9-Nov-2020 3:05 PM EST, by University of Michigan

Ryan Malosh, assistant research scientist at the University of Michigan School of Public Health, can comment on today's announcement by Pfizer and BioNTech. His research focuses on vaccine effectiveness, epidemiology and transmission of respiratory viruses, and social determinants of acute respiratory infection.  

"The results of the interim efficacy analysis, shared today by Pfizer and BioNTech, on their COVID-19 vaccine candidate, are very promising," said Malosh, who is currently working on studies of COVID-19 in the community and household settings.
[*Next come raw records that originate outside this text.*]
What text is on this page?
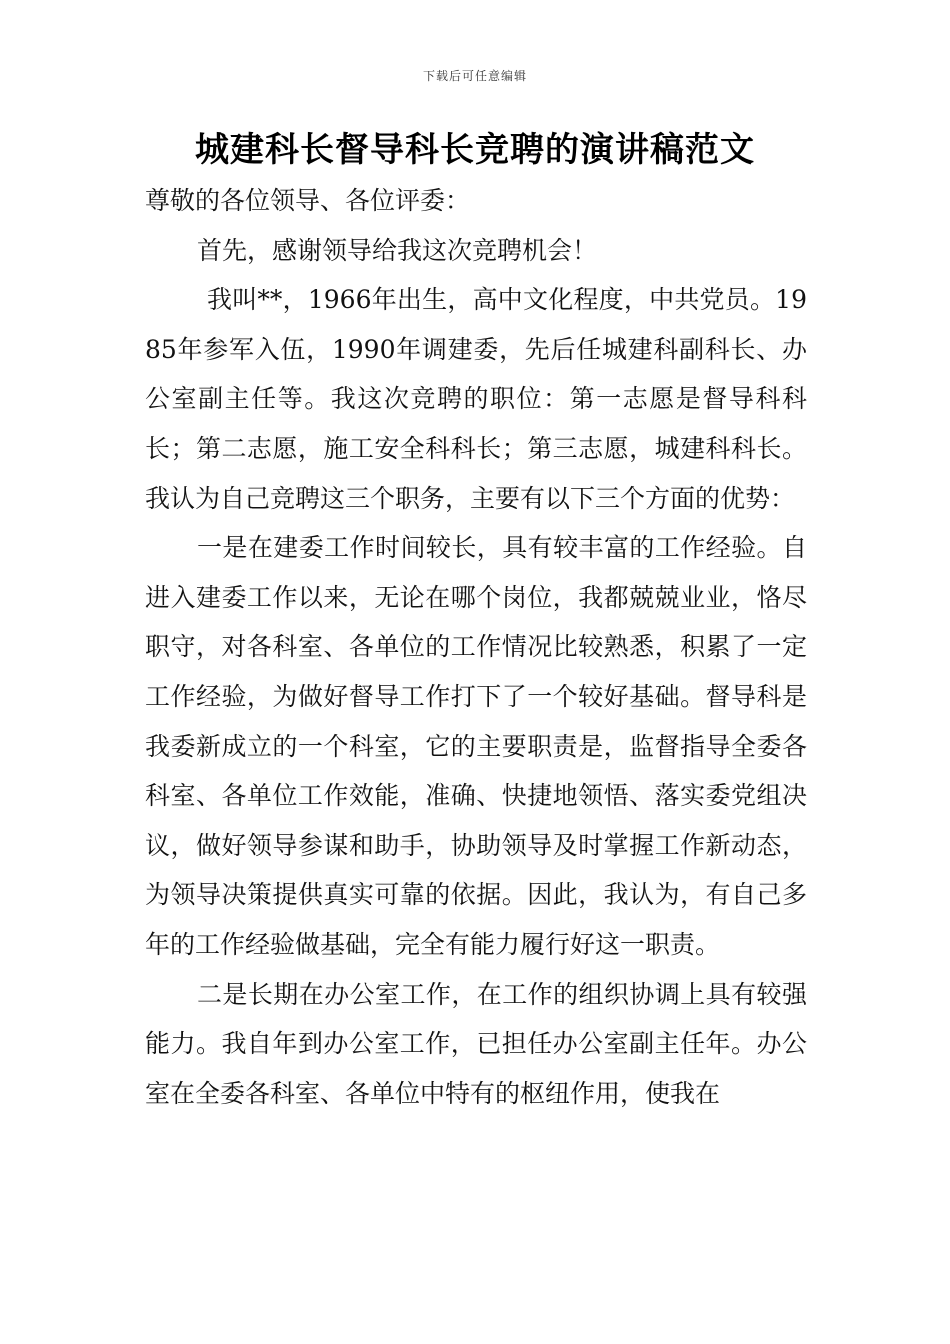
下载后可任意编辑
城建科长督导科长竞聘的演讲稿范文

尊敬的各位领导、各位评委：

首先，感谢领导给我这次竞聘机会！

我叫**，1966年出生，高中文化程度，中共党员。1985年参军入伍，1990年调建委，先后任城建科副科长、办公室副主任等。我这次竞聘的职位：第一志愿是督导科科长；第二志愿，施工安全科科长；第三志愿，城建科科长。我认为自己竞聘这三个职务，主要有以下三个方面的优势：

一是在建委工作时间较长，具有较丰富的工作经验。自进入建委工作以来，无论在哪个岗位，我都兢兢业业，恪尽职守，对各科室、各单位的工作情况比较熟悉，积累了一定工作经验，为做好督导工作打下了一个较好基础。督导科是我委新成立的一个科室，它的主要职责是，监督指导全委各科室、各单位工作效能，准确、快捷地领悟、落实委党组决议，做好领导参谋和助手，协助领导及时掌握工作新动态，为领导决策提供真实可靠的依据。因此，我认为，有自己多年的工作经验做基础，完全有能力履行好这一职责。

二是长期在办公室工作，在工作的组织协调上具有较强能力。我自年到办公室工作，已担任办公室副主任年。办公室在全委各科室、各单位中特有的枢纽作用，使我在
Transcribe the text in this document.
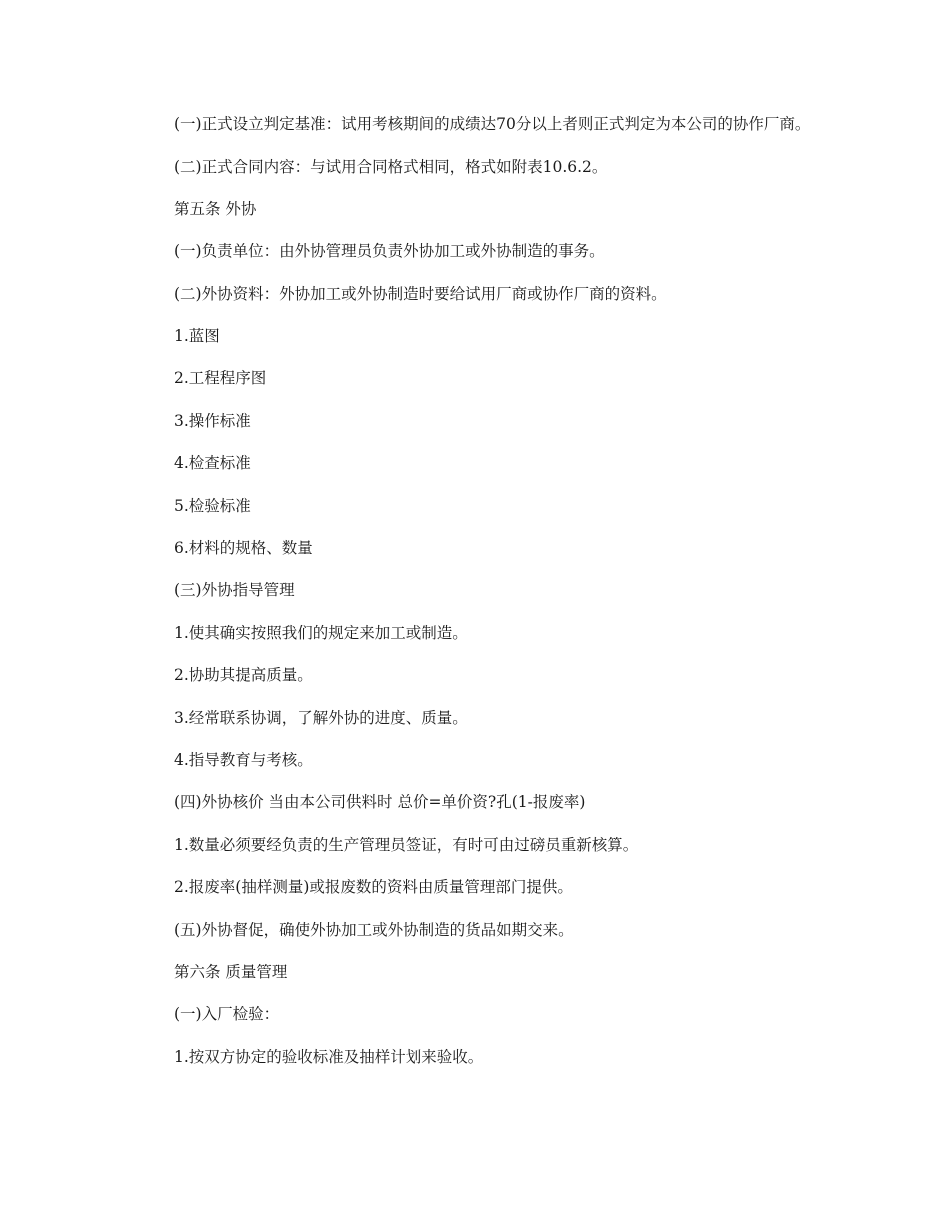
(一)正式设立判定基准：试用考核期间的成绩达70分以上者则正式判定为本公司的协作厂商。

(二)正式合同内容：与试用合同格式相同，格式如附表10.6.2。

第五条 外协

(一)负责单位：由外协管理员负责外协加工或外协制造的事务。

(二)外协资料：外协加工或外协制造时要给试用厂商或协作厂商的资料。

1.蓝图

2.工程程序图

3.操作标准

4.检查标准

5.检验标准

6.材料的规格、数量

(三)外协指导管理

1.使其确实按照我们的规定来加工或制造。

2.协助其提高质量。

3.经常联系协调，了解外协的进度、质量。

4.指导教育与考核。

(四)外协核价 当由本公司供料时 总价=单价资?孔(1-报废率)

1.数量必须要经负责的生产管理员签证，有时可由过磅员重新核算。

2.报废率(抽样测量)或报废数的资料由质量管理部门提供。

(五)外协督促，确使外协加工或外协制造的货品如期交来。

第六条 质量管理

(一)入厂检验：

1.按双方协定的验收标准及抽样计划来验收。
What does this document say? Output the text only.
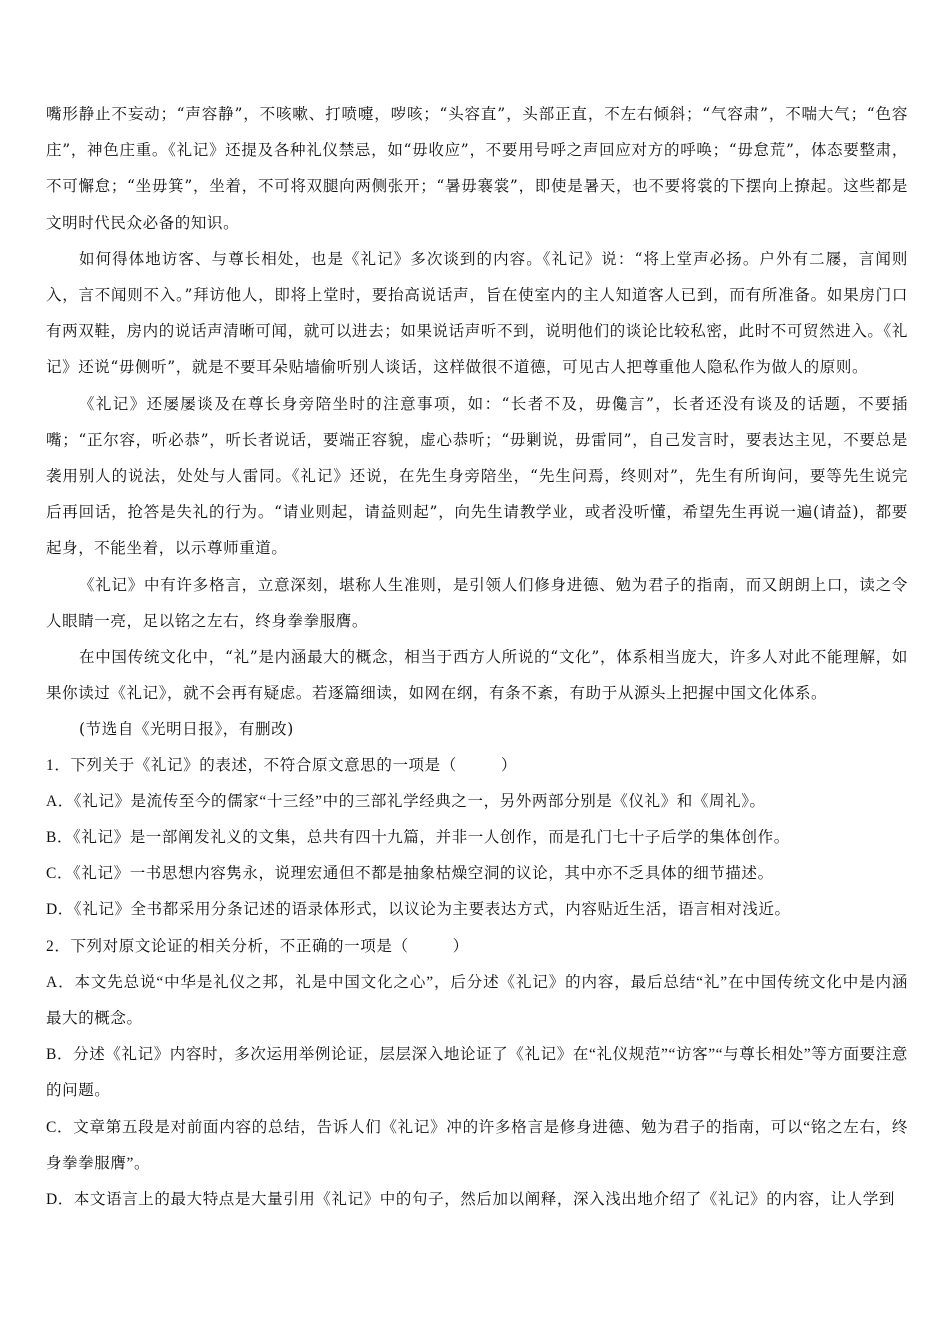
嘴形静止不妄动；“声容静”，不咳嗽、打喷嚏，哕咳；“头容直”，头部正直，不左右倾斜；“气容肃”，不喘大气；“色容庄”，神色庄重。《礼记》还提及各种礼仪禁忌，如“毋收应”，不要用号呼之声回应对方的呼唤；“毋怠荒”，体态要整肃，不可懈怠；“坐毋箕”，坐着，不可将双腿向两侧张开；“暑毋褰裳”，即使是暑天，也不要将裳的下摆向上撩起。这些都是文明时代民众必备的知识。

如何得体地访客、与尊长相处，也是《礼记》多次谈到的内容。《礼记》说：“将上堂声必扬。户外有二屦，言闻则入，言不闻则不入。”拜访他人，即将上堂时，要抬高说话声，旨在使室内的主人知道客人已到，而有所准备。如果房门口有两双鞋，房内的说话声清晰可闻，就可以进去；如果说话声听不到，说明他们的谈论比较私密，此时不可贸然进入。《礼记》还说“毋侧听”，就是不要耳朵贴墙偷听别人谈话，这样做很不道德，可见古人把尊重他人隐私作为做人的原则。

《礼记》还屡屡谈及在尊长身旁陪坐时的注意事项，如：“长者不及，毋儳言”，长者还没有谈及的话题，不要插嘴；“正尔容，听必恭”，听长者说话，要端正容貌，虚心恭听；“毋剿说，毋雷同”，自己发言时，要表达主见，不要总是袭用别人的说法，处处与人雷同。《礼记》还说，在先生身旁陪坐，“先生问焉，终则对”，先生有所询问，要等先生说完后再回话，抢答是失礼的行为。“请业则起，请益则起”，向先生请教学业，或者没听懂，希望先生再说一遍(请益)，都要起身，不能坐着，以示尊师重道。

《礼记》中有许多格言，立意深刻，堪称人生准则，是引领人们修身进德、勉为君子的指南，而又朗朗上口，读之令人眼睛一亮，足以铭之左右，终身拳拳服膺。

在中国传统文化中，“礼”是内涵最大的概念，相当于西方人所说的“文化”，体系相当庞大，许多人对此不能理解，如果你读过《礼记》，就不会再有疑虑。若逐篇细读，如网在纲，有条不紊，有助于从源头上把握中国文化体系。

(节选自《光明日报》，有删改)

1．下列关于《礼记》的表述，不符合原文意思的一项是（	）

A．《礼记》是流传至今的儒家“十三经”中的三部礼学经典之一，另外两部分别是《仪礼》和《周礼》。

B．《礼记》是一部阐发礼义的文集，总共有四十九篇，并非一人创作，而是孔门七十子后学的集体创作。

C．《礼记》一书思想内容隽永，说理宏通但不都是抽象枯燥空洞的议论，其中亦不乏具体的细节描述。

D．《礼记》全书都采用分条记述的语录体形式，以议论为主要表达方式，内容贴近生活，语言相对浅近。

2．下列对原文论证的相关分析，不正确的一项是（	）

A．本文先总说“中华是礼仪之邦，礼是中国文化之心”，后分述《礼记》的内容，最后总结“礼”在中国传统文化中是内涵最大的概念。

B．分述《礼记》内容时，多次运用举例论证，层层深入地论证了《礼记》在“礼仪规范”“访客”“与尊长相处”等方面要注意的问题。

C．文章第五段是对前面内容的总结，告诉人们《礼记》冲的许多格言是修身进德、勉为君子的指南，可以“铭之左右，终身拳拳服膺”。

D．本文语言上的最大特点是大量引用《礼记》中的句子，然后加以阐释，深入浅出地介绍了《礼记》的内容，让人学到
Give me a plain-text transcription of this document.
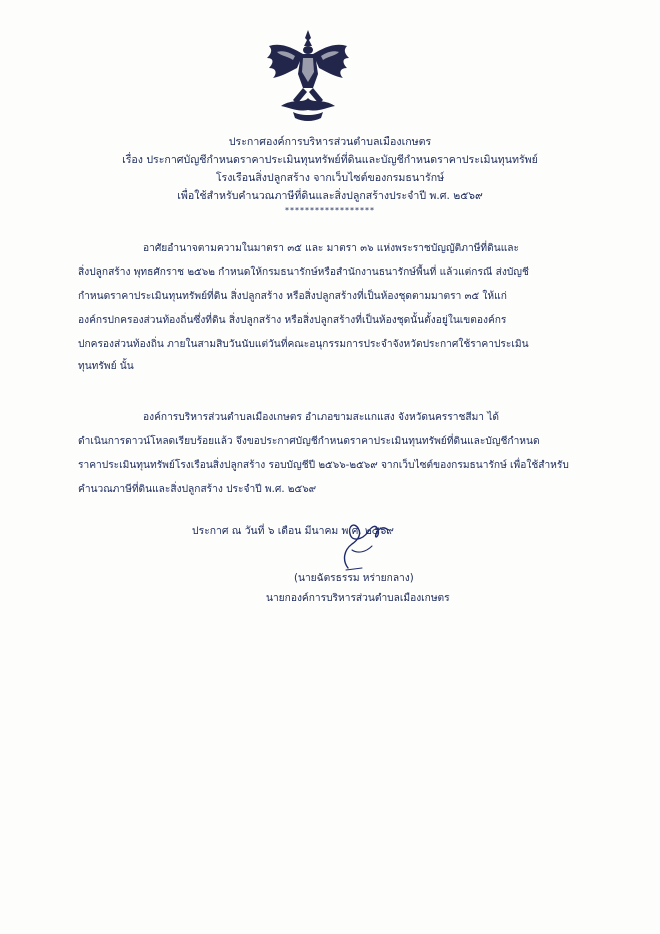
ประกาศองค์การบริหารส่วนตำบลเมืองเกษตร
เรื่อง ประกาศบัญชีกำหนดราคาประเมินทุนทรัพย์ที่ดินและบัญชีกำหนดราคาประเมินทุนทรัพย์
โรงเรือนสิ่งปลูกสร้าง จากเว็บไซต์ของกรมธนารักษ์
เพื่อใช้สำหรับคำนวณภาษีที่ดินและสิ่งปลูกสร้างประจำปี พ.ศ. ๒๕๖๙
******************
อาศัยอำนาจตามความในมาตรา ๓๕ และ มาตรา ๓๖ แห่งพระราชบัญญัติภาษีที่ดินและ
สิ่งปลูกสร้าง พุทธศักราช ๒๕๖๒ กำหนดให้กรมธนารักษ์หรือสำนักงานธนารักษ์พื้นที่ แล้วแต่กรณี ส่งบัญชี
กำหนดราคาประเมินทุนทรัพย์ที่ดิน สิ่งปลูกสร้าง หรือสิ่งปลูกสร้างที่เป็นห้องชุดตามมาตรา ๓๕ ให้แก่
องค์กรปกครองส่วนท้องถิ่นซึ่งที่ดิน สิ่งปลูกสร้าง หรือสิ่งปลูกสร้างที่เป็นห้องชุดนั้นตั้งอยู่ในเขตองค์กร
ปกครองส่วนท้องถิ่น ภายในสามสิบวันนับแต่วันที่คณะอนุกรรมการประจำจังหวัดประกาศใช้ราคาประเมิน
ทุนทรัพย์ นั้น
องค์การบริหารส่วนตำบลเมืองเกษตร อำเภอขามสะแกแสง จังหวัดนครราชสีมา ได้
ดำเนินการดาวน์โหลดเรียบร้อยแล้ว จึงขอประกาศบัญชีกำหนดราคาประเมินทุนทรัพย์ที่ดินและบัญชีกำหนด
ราคาประเมินทุนทรัพย์โรงเรือนสิ่งปลูกสร้าง รอบบัญชีปี ๒๕๖๖-๒๕๖๙ จากเว็บไซต์ของกรมธนารักษ์ เพื่อใช้สำหรับ
คำนวณภาษีที่ดินและสิ่งปลูกสร้าง ประจำปี พ.ศ. ๒๕๖๙
ประกาศ ณ วันที่ ๖ เดือน มีนาคม พ.ศ. ๒๕๖๙
(นายฉัตรธรรม หร่ายกลาง)
นายกองค์การบริหารส่วนตำบลเมืองเกษตร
"The phase 3 clinical trial was large, with close to 39,000 participants receiving the recommended two doses of either the vaccine candidate or placebo. The reported efficacy is greater than 90%, which is very exciting. The press release noted that further data on efficacy and safety will be presented in the coming weeks. 

"In this study cases were identified among participants with symptoms of a respiratory illness, so we cannot evaluate how well the vaccine works to prevent asymptomatic infections. These results are very encouraging, but as with any press release, we have to wait for more details to truly evaluate this study fully.  

"We need more information, for example, on how long participants were followed in each group, and what symptoms those with confirmed infections were experiencing. We don't have any data here on how well the vaccine works to prevent severe disease or how well it works in specific age groups, both very important questions. The release further notes that 42% of global participants and 30% of U.S. participants have racially or ethnically diverse backgrounds, but given the disparities in incidence and severity of outcomes observed throughout the pandemic we need more data on the race and ethnicity of cases.  

"Finally, it is important to remember that clinical trials represent how well the vaccine works under ideal conditions, and that additional studies will be needed to determine how well it works under real-world conditions."